In the power generation and distribution industry, utility companies generate and distribute electricity to their customers. To facilitate the process of distributing electricity, various types of power switching devices are used. In a distribution circuit, electricity flows through the power switching devices from a power generation source (typically a substation or the like) to the consumer. When a fault is detected in the distribution circuit, the power switching device is opened and the electrical connection is broken.
Controllers are used by the utility company to detect faults that occur in the distribution circuit. Controllers typically use a microprocessor or microcontroller programmed to respond to the fault based on the type of fault, the type of power switching device connected to the controller, and the location of the fault. The controller may respond to a particular fault by causing the power switching device to remain open. Alternatively, upon detection of a fault, the controller may cause the power switching device to open and close multiple times.
Faults typically occur when excess amounts of electrical current are conducted through the distribution circuit. The controller is programmed to detect when fault conditions occur and respond with a preprogrammed response. The distribution circuit generally has several power switching devices connected in series, cascaded from a substation to the consumer. When a fault occurs in the distribution circuit, it is important that the controller closest to the fault isolate the fault. This allows the least number of customers to be affected by the fault.
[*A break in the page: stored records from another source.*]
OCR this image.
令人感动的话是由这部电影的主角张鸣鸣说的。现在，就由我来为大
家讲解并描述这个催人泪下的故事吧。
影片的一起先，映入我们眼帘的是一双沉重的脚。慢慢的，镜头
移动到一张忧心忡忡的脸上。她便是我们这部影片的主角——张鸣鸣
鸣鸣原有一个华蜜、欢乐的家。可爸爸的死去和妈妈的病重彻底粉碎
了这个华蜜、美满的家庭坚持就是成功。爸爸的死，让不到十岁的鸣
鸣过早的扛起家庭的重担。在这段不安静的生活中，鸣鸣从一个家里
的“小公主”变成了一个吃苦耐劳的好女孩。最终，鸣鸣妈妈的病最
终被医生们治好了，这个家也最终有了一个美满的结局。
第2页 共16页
Utility companies typically coordinate the responses of the power switching devices to isolate any faults with minimal service interruption. To accomplish this, the responses of the cascaded power switching devices are coordinated so the controller closest to the fault detects the fault condition and causes its associated power switching device to open. When the power switching device opens, the flow of electricity is interrupted.
A power switching device may have a delay in responding to a fault condition. Therefore, in programming the response of cascaded power switching devices to a fault condition, the utility company should take into account the response delay of each power switching device in the cascade. Taking that delay into account will give the controller closest to the fault enough time to analyze and detect the fault condition and cause its associated power switching device to respond before a controller at a higher level in the cascaded network responds to the fault.
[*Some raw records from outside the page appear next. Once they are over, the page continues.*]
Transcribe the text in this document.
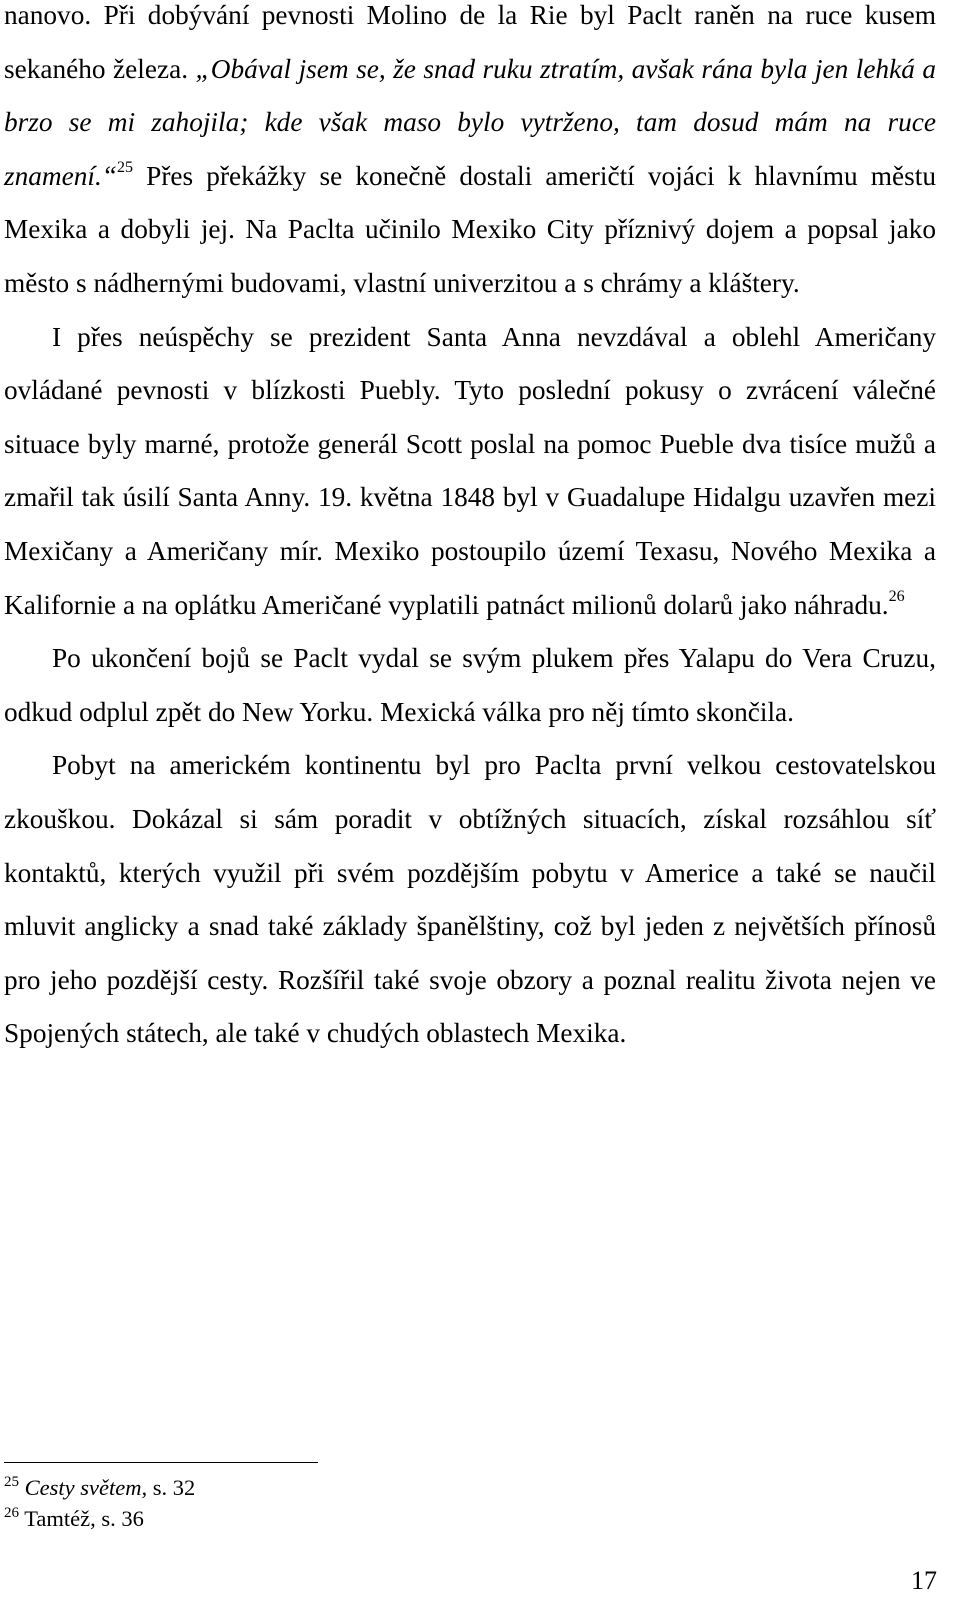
nanovo. Při dobývání pevnosti Molino de la Rie byl Paclt raněn na ruce kusem sekaného železa. „Obával jsem se, že snad ruku ztratím, avšak rána byla jen lehká a brzo se mi zahojila; kde však maso bylo vytrženo, tam dosud mám na ruce znamení.“$^{25}$ Přes překážky se konečně dostali američtí vojáci k hlavnímu městu Mexika a dobyli jej. Na Paclta učinilo Mexiko City příznivý dojem a popsal jako město s nádhernými budovami, vlastní univerzitou a s chrámy a kláštery.

I přes neúspěchy se prezident Santa Anna nevzdával a oblehl Američany ovládané pevnosti v blízkosti Puebly. Tyto poslední pokusy o zvrácení válečné situace byly marné, protože generál Scott poslal na pomoc Pueble dva tisíce mužů a zmařil tak úsilí Santa Anny. 19. května 1848 byl v Guadalupe Hidalgu uzavřen mezi Mexičany a Američany mír. Mexiko postoupilo území Texasu, Nového Mexika a Kalifornie a na oplátku Američané vyplatili patnáct milionů dolarů jako náhradu.$^{26}$

Po ukončení bojů se Paclt vydal se svým plukem přes Yalapu do Vera Cruzu, odkud odplul zpět do New Yorku. Mexická válka pro něj tímto skončila.

Pobyt na americkém kontinentu byl pro Paclta první velkou cestovatelskou zkouškou. Dokázal si sám poradit v obtížných situacích, získal rozsáhlou síť kontaktů, kterých využil při svém pozdějším pobytu v Americe a také se naučil mluvit anglicky a snad také základy španělštiny, což byl jeden z největších přínosů pro jeho pozdější cesty. Rozšířil také svoje obzory a poznal realitu života nejen ve Spojených státech, ale také v chudých oblastech Mexika.

$^{25}$ Cesty světem, s. 32

$^{26}$ Tamtéž, s. 36

17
As is common in the industry, utility company personnel use overcurrent response curves (also referred to as protection curves) to predict the amount of time it takes for a power switching device to open after a fault condition is detected. To configure the cascading power switching devices, the response times of the power switching devices must be accurately modeled. Part of the modeling process requires that an estimated range of response times be taken into account. A fault response tolerance is a value that is added to or subtracted from the predicted fault response time to allow for any deviation in the actual response time. Typically, utility companies provide guidelines to their employees outlining how to calculate the fault response tolerances for the power switching devices. For example, one utility may determine that the measured value of fault current may deviate by a predetermined percentage. Using the overcurrent response curves and plotting the range of values for the fault current, the utility company personnel can predict the fault response tolerances based on this range. The power switching devices are then configured based on the fault response tolerance results.
One drawback with existing configuration tools used to program the power switching devices is the lack of an automated fault response tolerance calculation tool. Utility company personnel currently utilize a manual method of calculating overcurrent response tolerances when configuring the power switching devices. This process is time consuming and subject to human error.
One alternative to the manual calculation method is the use of a fault response tolerance calculation tool. However, existing fault response tolerance calculation software tools are offered as a separate software package by third party vendors not associated with the vendors of the configuration software tool used to configure the controllers. Thus, the utility company personnel may need two separate computer systems, one for configuring and the other for fault response tolerance calculations.
The present invention improves both the efficiency and accuracy of configuring power switching devices in a power distribution network. The present invention provides a fault response tolerance calculation tool as part of the configuration tool used to configure the power switching devices in the power distribution network. The present invention uses software located in the user interface to calculate the fault response tolerances and display the adjusted fault response times for a given power switching device for a given set of parameters. The utility company employee is able to alter the configuration of the power switching device based on the adjusted fault responses. After altering the configuration of the power switching device, the present invention allows the utility company personnel to recalculate the fault response tolerances and confirm that the configuration settings conform to utility company guidelines. By integrating the two tools together, the present invention improves both the accuracy and efficiency of the configuration process because utility company personnel do not have to transition between two separate software tools when configuring power switching devices.